Quando assisti “Joan Didion: The Center Will Not Hold” – documentário sobre Joan Didion disponível na Netflix –, percebi que adentrar no universo da escritora é uma tarefa um tanto complexa. Pelo visto, muitos cineastas possuem esse mesmo sentimento, visto que, apesar da vasta produção dela, apenas duas foram adaptadas para o cinema. A primeira, “O Destino que Deus me deu” em 1972, dirigida pelo seu companheiro – John Gregory Dunne – e a segunda, em 2020, por Dee Rees (“Mudbound”, “Pariah”), que assina também o roteiro.
“A Última Coisa que Ele Queria” acompanha a trajetória de Elena McMahon (Anne Hathaway), uma jornalista política que cobre as revoluções da América Central na década de 80. Eventualmente, ela abandona sua carreira para ajudar o pai (Willem Dafoe), quando este adoece. É neste intrincado de informações que o roteiro de Dee Rees, em parceira com Marco Villalobos, começa a desandar.
ROTEIRO SEM FOCO
Em quase duas horas de duração, o filme cobre em torno de uma década da vida de McMahon, que, infelizmente, só se torna conhecido devido a um curto diálogo recalcado entre ela e seu pai. A personagem passa por duras complicações como a morte de sua mãe, a difícil criação de sua filha adolescente e um diagnóstico de câncer de mama, que são apenas pincelados na construção de identidade da protagonista. A solução do roteiro é conectar todos estes perrengues com coincidências rasas que movimentam de forma forçada a trama política.
Isso choca ao pensar que os trabalhos anteriores de Dee Rees apresentam personagens complexos que eram definidos por seus relacionamentos familiares disfuncionais, que realmente causavam sensações incômodas positivas no público. Em “A Última Coisa que Ele Queria”, no entanto, as relações familiares acabam por fazer a personagem se contradizer e criam narrativas paralelas que não convergem no mesmo ritmo e nem para o mesmo final da trama principal. O filme perde força, porque a escolha de contar a história desse jeito não gera a empatia necessária para segurar a trama. O resultado é que nada se conecta: as tramas ficam flutuantes e a narrativa de perde.
A parceria Anne Hathaway/Dee Rees
Apesar dessa construção problemática, é preciso salientar que Dee Rees brilha na direção de “A Ultima Coisa Que Ele Queria”. Ela possui um olhar narrativo delicado, capaz de obter as expressões e entregas mais complexas de sua equipe. A sensibilidade da cineasta é visível nessa produção e cria o ambiente que, infelizmente, seu roteiro não consegue aproveitar. A direção, no entanto, é o que consegue despertar curiosidade no espectador e sustentar sua frágil relação com a produção.

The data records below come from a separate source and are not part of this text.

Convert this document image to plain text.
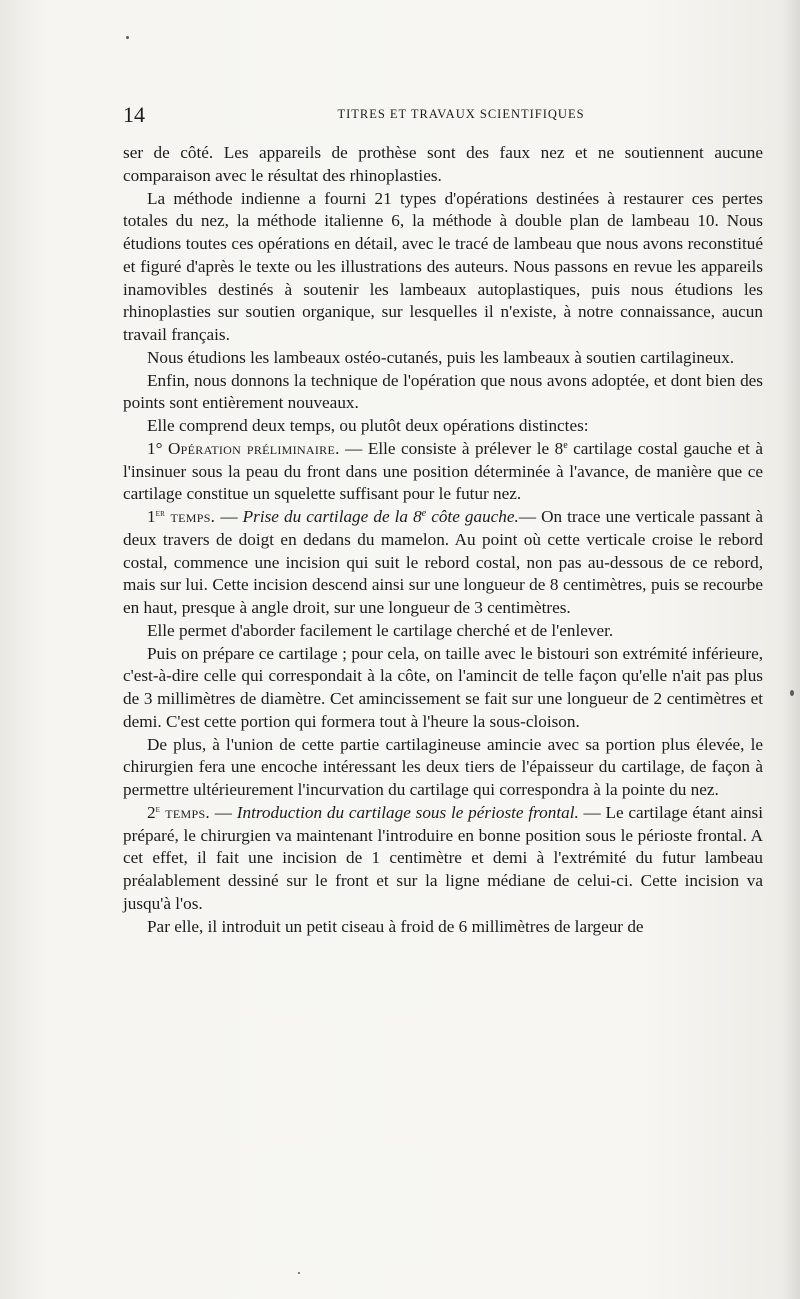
14	TITRES ET TRAVAUX SCIENTIFIQUES

ser de côté. Les appareils de prothèse sont des faux nez et ne soutiennent aucune comparaison avec le résultat des rhinoplasties.

La méthode indienne a fourni 21 types d'opérations destinées à restaurer ces pertes totales du nez, la méthode italienne 6, la méthode à double plan de lambeau 10. Nous étudions toutes ces opérations en détail, avec le tracé de lambeau que nous avons reconstitué et figuré d'après le texte ou les illustrations des auteurs. Nous passons en revue les appareils inamovibles destinés à soutenir les lambeaux autoplastiques, puis nous étudions les rhinoplasties sur soutien organique, sur lesquelles il n'existe, à notre connaissance, aucun travail français.

Nous étudions les lambeaux ostéo-cutanés, puis les lambeaux à soutien cartilagineux.

Enfin, nous donnons la technique de l'opération que nous avons adoptée, et dont bien des points sont entièrement nouveaux.

Elle comprend deux temps, ou plutôt deux opérations distinctes:

1° Opération préliminaire. — Elle consiste à prélever le 8e cartilage costal gauche et à l'insinuer sous la peau du front dans une position déterminée à l'avance, de manière que ce cartilage constitue un squelette suffisant pour le futur nez.

1er temps. — Prise du cartilage de la 8e côte gauche.— On trace une verticale passant à deux travers de doigt en dedans du mamelon. Au point où cette verticale croise le rebord costal, commence une incision qui suit le rebord costal, non pas au-dessous de ce rebord, mais sur lui. Cette incision descend ainsi sur une longueur de 8 centimètres, puis se recourbe en haut, presque à angle droit, sur une longueur de 3 centimètres.

Elle permet d'aborder facilement le cartilage cherché et de l'enlever.

Puis on prépare ce cartilage ; pour cela, on taille avec le bistouri son extrémité inférieure, c'est-à-dire celle qui correspondait à la côte, on l'amincit de telle façon qu'elle n'ait pas plus de 3 millimètres de diamètre. Cet amincissement se fait sur une longueur de 2 centimètres et demi. C'est cette portion qui formera tout à l'heure la sous-cloison.

De plus, à l'union de cette partie cartilagineuse amincie avec sa portion plus élevée, le chirurgien fera une encoche intéressant les deux tiers de l'épaisseur du cartilage, de façon à permettre ultérieurement l'incurvation du cartilage qui correspondra à la pointe du nez.

2e temps. — Introduction du cartilage sous le périoste frontal. — Le cartilage étant ainsi préparé, le chirurgien va maintenant l'introduire en bonne position sous le périoste frontal. A cet effet, il fait une incision de 1 centimètre et demi à l'extrémité du futur lambeau préalablement dessiné sur le front et sur la ligne médiane de celui-ci. Cette incision va jusqu'à l'os.

Par elle, il introduit un petit ciseau à froid de 6 millimètres de largeur de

Um exemplo disso são as cores utilizadas em cena. Enquanto McMahon se mantém firme em seus ideais e a trama política flui, a cor vermelha e os tons terrosos compõem o cenário e figurinos, demonstrando a força e intensidade da personagem. Conforme o filme vai avançando, no entanto, o vermelho cede espaço ao azul e a tons mais sombrios, denotando não apenas o momento em que a protagonista se perde, mas que o próprio filme começa a desandar.
Quem também consegue apresentar um desempenho positivo na trama é Anne Hathaway. Ela entrega uma composição madura na qual os traumas da personagem podem ser tocados em cena, mesmo sem ela entregar suas dores por meio das palavras e sem conhecermos realmente sua trajetória. Seu olhar confiante e sua postura temerária revelam as camadas complexas que compõem a personagem. Dee Rees realmente extrai o que há de melhor na atriz, uma pena que o mesmo não possa ser dito sobre o seu roteiro.
“A Última Coisa que Ele Queria” apresenta-se como um filme frágil, que tenta construir um thriller político empolgante, mas incapaz de decolar. Realmente a complexidade da narrativa de Joan Didion ainda não conseguiu ser transposta para o cinema.